Boomer Collins got the bad news the other day from the Toronto Blue Jays: After three seasons with the organization’s affiliates in the lower rungs of the minors, the ball club was releasing him.
Over the next few weeks, though, the 26-year-old outfielder from Dallas, Texas will be trying to land a job in a foreign land. That might not seem all that groundbreaking at a glance, given that ballplayers light out to Latin America, Asia or even Europe for a chance to stay in the game.
Collins, though, is breaking all new ground. He’s not just going to a foreign country but also to an entirely foreign game: cricket.
Collins will be spending the month of December in Bangalore, the capital of state of Karnataka, where he’s hoping to hit for six in workouts with scouts from teams in India’s professional league in attendance. He’s also hoping that he’ll be given a tryout and a contract at some point down the line.
“How this all will work with the timing I really don’t know just because it’s never been done before,” he says.

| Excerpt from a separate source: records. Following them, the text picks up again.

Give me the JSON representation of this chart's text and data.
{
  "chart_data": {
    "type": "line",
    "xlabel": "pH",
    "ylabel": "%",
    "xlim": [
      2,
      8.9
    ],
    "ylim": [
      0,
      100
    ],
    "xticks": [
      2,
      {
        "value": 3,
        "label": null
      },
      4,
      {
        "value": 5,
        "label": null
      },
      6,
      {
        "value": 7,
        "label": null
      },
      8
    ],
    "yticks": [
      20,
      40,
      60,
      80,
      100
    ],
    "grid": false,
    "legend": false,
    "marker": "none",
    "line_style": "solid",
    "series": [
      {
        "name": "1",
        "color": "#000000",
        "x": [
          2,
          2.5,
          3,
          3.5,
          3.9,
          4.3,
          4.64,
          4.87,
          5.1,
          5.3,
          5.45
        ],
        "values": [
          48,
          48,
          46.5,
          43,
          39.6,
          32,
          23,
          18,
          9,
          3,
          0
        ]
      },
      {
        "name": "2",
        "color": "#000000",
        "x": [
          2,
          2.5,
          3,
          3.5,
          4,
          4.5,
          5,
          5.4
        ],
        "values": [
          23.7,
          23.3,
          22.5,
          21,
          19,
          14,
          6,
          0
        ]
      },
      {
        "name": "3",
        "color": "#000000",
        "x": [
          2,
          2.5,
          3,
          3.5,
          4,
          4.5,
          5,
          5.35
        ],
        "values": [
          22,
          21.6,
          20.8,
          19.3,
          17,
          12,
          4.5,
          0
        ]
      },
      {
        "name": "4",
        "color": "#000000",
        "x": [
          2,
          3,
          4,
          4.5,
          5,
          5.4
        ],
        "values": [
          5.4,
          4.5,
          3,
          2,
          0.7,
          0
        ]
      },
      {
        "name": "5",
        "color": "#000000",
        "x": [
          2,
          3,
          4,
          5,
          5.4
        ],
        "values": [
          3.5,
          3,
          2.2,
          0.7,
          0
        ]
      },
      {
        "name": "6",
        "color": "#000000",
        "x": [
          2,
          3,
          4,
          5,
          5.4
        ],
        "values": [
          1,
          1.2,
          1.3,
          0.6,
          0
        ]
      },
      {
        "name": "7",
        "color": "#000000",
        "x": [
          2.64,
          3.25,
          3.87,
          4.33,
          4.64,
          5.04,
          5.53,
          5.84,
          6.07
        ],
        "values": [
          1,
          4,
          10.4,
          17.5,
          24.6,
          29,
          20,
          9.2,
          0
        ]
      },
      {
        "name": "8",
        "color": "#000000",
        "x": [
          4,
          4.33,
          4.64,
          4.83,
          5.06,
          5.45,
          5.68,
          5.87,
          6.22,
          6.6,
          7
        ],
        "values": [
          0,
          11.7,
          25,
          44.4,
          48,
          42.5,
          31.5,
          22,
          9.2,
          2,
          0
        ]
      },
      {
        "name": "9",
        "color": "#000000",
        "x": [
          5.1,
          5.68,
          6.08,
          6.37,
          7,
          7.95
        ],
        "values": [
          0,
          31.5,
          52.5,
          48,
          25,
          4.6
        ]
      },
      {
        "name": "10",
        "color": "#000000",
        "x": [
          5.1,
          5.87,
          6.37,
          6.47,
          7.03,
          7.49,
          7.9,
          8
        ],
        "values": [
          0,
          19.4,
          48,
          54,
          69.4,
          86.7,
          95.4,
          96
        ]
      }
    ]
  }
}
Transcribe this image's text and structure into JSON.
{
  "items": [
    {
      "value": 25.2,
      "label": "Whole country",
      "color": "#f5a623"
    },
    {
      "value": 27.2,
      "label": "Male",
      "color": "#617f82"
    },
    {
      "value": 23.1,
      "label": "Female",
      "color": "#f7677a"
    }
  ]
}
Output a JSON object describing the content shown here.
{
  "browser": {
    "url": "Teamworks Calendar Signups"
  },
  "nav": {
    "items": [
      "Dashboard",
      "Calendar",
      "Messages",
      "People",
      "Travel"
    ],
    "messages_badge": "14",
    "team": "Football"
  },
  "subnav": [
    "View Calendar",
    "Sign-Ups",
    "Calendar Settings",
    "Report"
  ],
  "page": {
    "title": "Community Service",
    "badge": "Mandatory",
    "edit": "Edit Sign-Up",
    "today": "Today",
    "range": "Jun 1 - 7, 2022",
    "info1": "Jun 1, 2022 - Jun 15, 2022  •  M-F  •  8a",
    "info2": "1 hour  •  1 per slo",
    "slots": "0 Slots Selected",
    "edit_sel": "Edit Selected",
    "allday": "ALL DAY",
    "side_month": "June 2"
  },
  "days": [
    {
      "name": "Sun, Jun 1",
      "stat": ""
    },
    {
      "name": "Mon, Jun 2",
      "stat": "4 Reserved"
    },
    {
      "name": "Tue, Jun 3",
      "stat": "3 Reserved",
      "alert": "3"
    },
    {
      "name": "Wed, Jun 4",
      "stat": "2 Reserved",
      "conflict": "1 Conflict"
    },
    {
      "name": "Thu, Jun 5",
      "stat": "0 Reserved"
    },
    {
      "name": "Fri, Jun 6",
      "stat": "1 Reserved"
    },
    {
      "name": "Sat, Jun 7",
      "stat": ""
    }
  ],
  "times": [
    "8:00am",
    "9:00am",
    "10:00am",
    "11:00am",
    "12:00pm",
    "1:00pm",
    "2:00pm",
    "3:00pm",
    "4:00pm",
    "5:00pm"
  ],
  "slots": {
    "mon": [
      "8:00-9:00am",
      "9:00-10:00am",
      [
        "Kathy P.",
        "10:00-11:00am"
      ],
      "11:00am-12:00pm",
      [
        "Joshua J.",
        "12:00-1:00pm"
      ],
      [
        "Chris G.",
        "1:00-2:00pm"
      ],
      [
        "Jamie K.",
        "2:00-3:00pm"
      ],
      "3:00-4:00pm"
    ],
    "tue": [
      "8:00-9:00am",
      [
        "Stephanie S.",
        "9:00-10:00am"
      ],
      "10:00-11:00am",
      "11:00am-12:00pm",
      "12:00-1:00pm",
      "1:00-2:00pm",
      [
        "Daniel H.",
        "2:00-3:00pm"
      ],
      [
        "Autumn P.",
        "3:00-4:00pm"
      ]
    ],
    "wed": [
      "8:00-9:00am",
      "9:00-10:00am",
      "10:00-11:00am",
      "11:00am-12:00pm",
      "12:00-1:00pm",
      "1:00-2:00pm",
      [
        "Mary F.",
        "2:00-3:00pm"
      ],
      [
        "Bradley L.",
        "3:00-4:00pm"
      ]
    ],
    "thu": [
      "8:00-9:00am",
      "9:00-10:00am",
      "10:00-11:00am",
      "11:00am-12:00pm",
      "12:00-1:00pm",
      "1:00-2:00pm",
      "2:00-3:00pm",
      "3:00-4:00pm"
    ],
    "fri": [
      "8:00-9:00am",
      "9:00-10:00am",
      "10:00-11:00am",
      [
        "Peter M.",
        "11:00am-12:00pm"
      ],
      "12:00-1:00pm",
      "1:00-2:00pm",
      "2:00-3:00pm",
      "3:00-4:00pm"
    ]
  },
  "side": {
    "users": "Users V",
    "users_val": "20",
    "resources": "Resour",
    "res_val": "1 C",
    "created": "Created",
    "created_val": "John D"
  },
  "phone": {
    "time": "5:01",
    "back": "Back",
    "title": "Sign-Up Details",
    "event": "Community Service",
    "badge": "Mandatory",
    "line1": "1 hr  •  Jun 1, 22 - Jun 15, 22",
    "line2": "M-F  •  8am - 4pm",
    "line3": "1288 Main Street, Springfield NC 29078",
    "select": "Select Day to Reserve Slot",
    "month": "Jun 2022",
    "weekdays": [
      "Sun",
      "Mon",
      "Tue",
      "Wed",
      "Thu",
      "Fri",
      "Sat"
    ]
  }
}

It might sound like an entirely quixotic adventure but at least someone in the industry thinks he has a chance: Cricket Store Online signed Collins to an endorsement deal before he had packed his bags for India.
All of it is enough to set Collins’s head spinning like a well-placed beamer (cricket’s head-high brushback for those as new to the game as Collins).
“I never knew anything about cricket until a year or so ago,” Collins said. “That’s when I was approached by Julien [Fountain].”
Fountain had a well-established reputation as a cricket coach who has worked with national teams and club sides in virtually every nation where the game is played, from powerhouses such as Australia and his native England, to minnows such as Ireland and Canada.
What makes him unique among cricketers is that he has not only played and coached the game at the international level but also done the same in baseball. He played for United Kingdom’s national teams and tried out for the Royals, the White Sox and the Mets.
Last winter he founded T20, a project that will take minor-leaguers at the end of their careers and try to repurpose their skills to play in pro leagues around the world. He launched a website registry for interested players and says he’s in the process of setting up training camps.
Not that T20 is entirely untested. In South Korea a few years ago Fountain had runaway success with taking an entire team of former elite baseball players and turning them into a national team that made the quarterfinals of the Asian Games.
When I spoke to Fountain back in the spring, he told me that he had talked to Collins and as many as 50 other minor leaguers who had expressed interest in crossing over to cricket. And he was convinced that, in time, he was not going to be limited to recruiting players only after they had been released by their organizations. He was positively evangelical about T20.
“Players are paid for poorly and treated so unfairly and given so little real opportunity to advance [in minor-league baseball], a chance to play professional cricket will give them a chance to earn a living through the skills they’ve spent years acquiring,” Fountain said.
Fountain had spoken to a couple of other players in the Jays’ organization, but it was Collins who emerged as the best candidate to take the T20 experiment to the next stage. Last off-season Collins told me that he wanted to keep his interest in cricket and Fountain’s project on the down low for fear that the Blue Jays might not appreciate him investigating other career options while under contract. With his release, however, Collins is ready to dive in.
He admits that the transition hasn’t exactly been seamless.
“The toughest adjustment is hitting a ball that’s bouncing and on the rise with spin,” Collins said. “But it’s an adjustment and if you have the hand-eye co-ordination to hit a round ball with a round bat in professional baseball, then you can adapt with practice and exposure. I think my skills defensively should translate quicker in the field—there’ll be some techniques and strategy where I’ll have a bit of a learning curve.”
Collins, who was featured in a Sportsnet Magazine story about the Blue Jays’ affiliate in the Gulf Coast League, knew he was up against it when he went undrafted after his senior season at Dallas Baptist in 2013 and signed on with the organization as a minor-league free agent at age 24. He had a chance to play pro ball, but, assigned to rookie league for his first full season, management never projected him to play in the majors.
In fact, if he hadn’t hit .300 and been named a GCL all-star that season, his pro career might have not have lasted longer than a summer. He went on to play a season in Vancouver and last year in Lansing but, unless another MLB organization steps up or he sees an opportunity with an independent-league team, he has played his last pro game on the diamond and is ready to cast his lot on the pitch.
Collins expresses no regret about not pursuing cricket earlier. “Maybe my skills would be different if I got an earlier start [in cricket], I suppose,” he says. “Still I enjoyed every game I played [in the Jays organization] and I don’t think 26 is too late to take up cricket. The one thing is that I’ve played a game professionally. I know what it’s like when the stakes are raised.”
Fountain gave Collins two pieces of advice that he says he’s going to stick to: “1. Don’t flip your bat when you hit for six. 2. Don’t drink the water.”